I'm off to Ireland in a couple hours, bound over on the tin carcass of Ryan Air, with a planned descent into Knock airport in the west of Ireland. My farm that I'm working on is somewhere hereish:

On the north-west coast of Ireland in the "mountains". The folk I'm staying with sound incredibly nice, and if my luck holds out they'll need acres and acres of bushland cleared, probably the kind of bush that only really respects skinny white kids, if I'm really lucky.

I don't know much about the couple who own the farm, save that they have a sense of humour I really appreciate, and that they have made several obscure references to fairies, which could go either way I think.
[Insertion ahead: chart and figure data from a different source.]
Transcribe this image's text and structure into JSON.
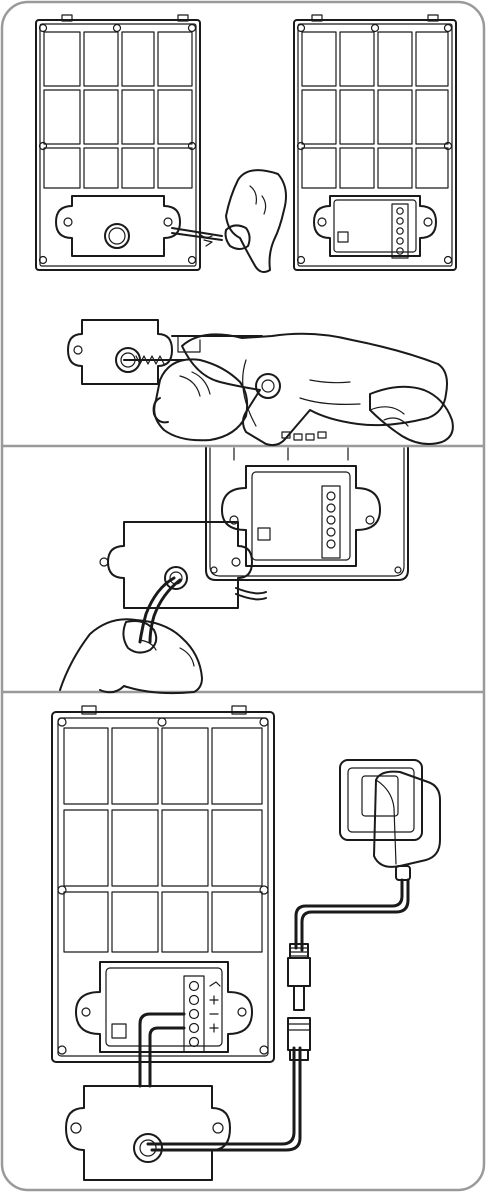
{
  "title": "",
  "panels": [
    {
      "id": "panel-1",
      "caption": "",
      "step": ""
    },
    {
      "id": "panel-2",
      "caption": "",
      "step": ""
    },
    {
      "id": "panel-3",
      "caption": "",
      "step": ""
    }
  ],
  "terminal_labels": [
    "",
    "",
    "",
    "",
    ""
  ],
  "colors": {
    "ink": "#1a1a1a",
    "frame": "#9a9a9a",
    "paper": "#ffffff",
    "cable": "#1a1a1a"
  },
  "icons": [
    "screwdriver-icon",
    "drill-icon",
    "hand-icon",
    "power-adapter-icon",
    "wall-socket-icon",
    "cable-icon"
  ]
}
It'll be a wonderful two weeks of Guiness and wandering, and if the internet rears it's head you'll hear from me often. If anything else rears it's head though, it'll probably kill me.

Anyways, I'll talk to you all soon, and if you live in Canada, I'll see you in a few weeks.

Nick

Saturday, May 9, 2009

Make it show - May 9th, 2009

Well, looks like my ancient, recently twenty-six body is still able to type, so hopefully I'll stay out of the rest home this year, although from the swelling in my knees I can tell it's going to rain tomorrow.

Had an explosively wonderful birthday yesterday, and as I begin this year (and this morning), sipping on some amaretto and orange juice, I can't help feeling everything will continue as such.

We had acquired tickets to a performance of Beckett's "Waiting For Godot", as the current cast included Patrick Stewart and Ian McKellan, and I also some of the script tattooed on my body.


It was a fantastic experience, although I hadn't remembered any Klingons or Hobbits in the original script, I'm sure that's just my aging mind starting to slip.

In another bit about artistic genius, I'm on BBC2 today in a reality show, most properly described as Visual Torture, where upon an excruciatingly unfunny comedian attempts to do some sort of fake space briefing to a panel of mollified, hideously embarrassed young people. I unfortunately count myself amongst the latter, and the whole thing turned out to be unpaid. Bollocks.

Anyways, that's on at noon, London-time, so anyone with a satellite subscription so superfluous that they receive BBC2, see you then.

I'm off to Ireland tomorrow afternoon for a couple of weeks of farm work on the west coast, but I'll talk about that tomorrow, after the glorious shame of today has worn off.

Thanks for all the birthday love everybody, it was stellar.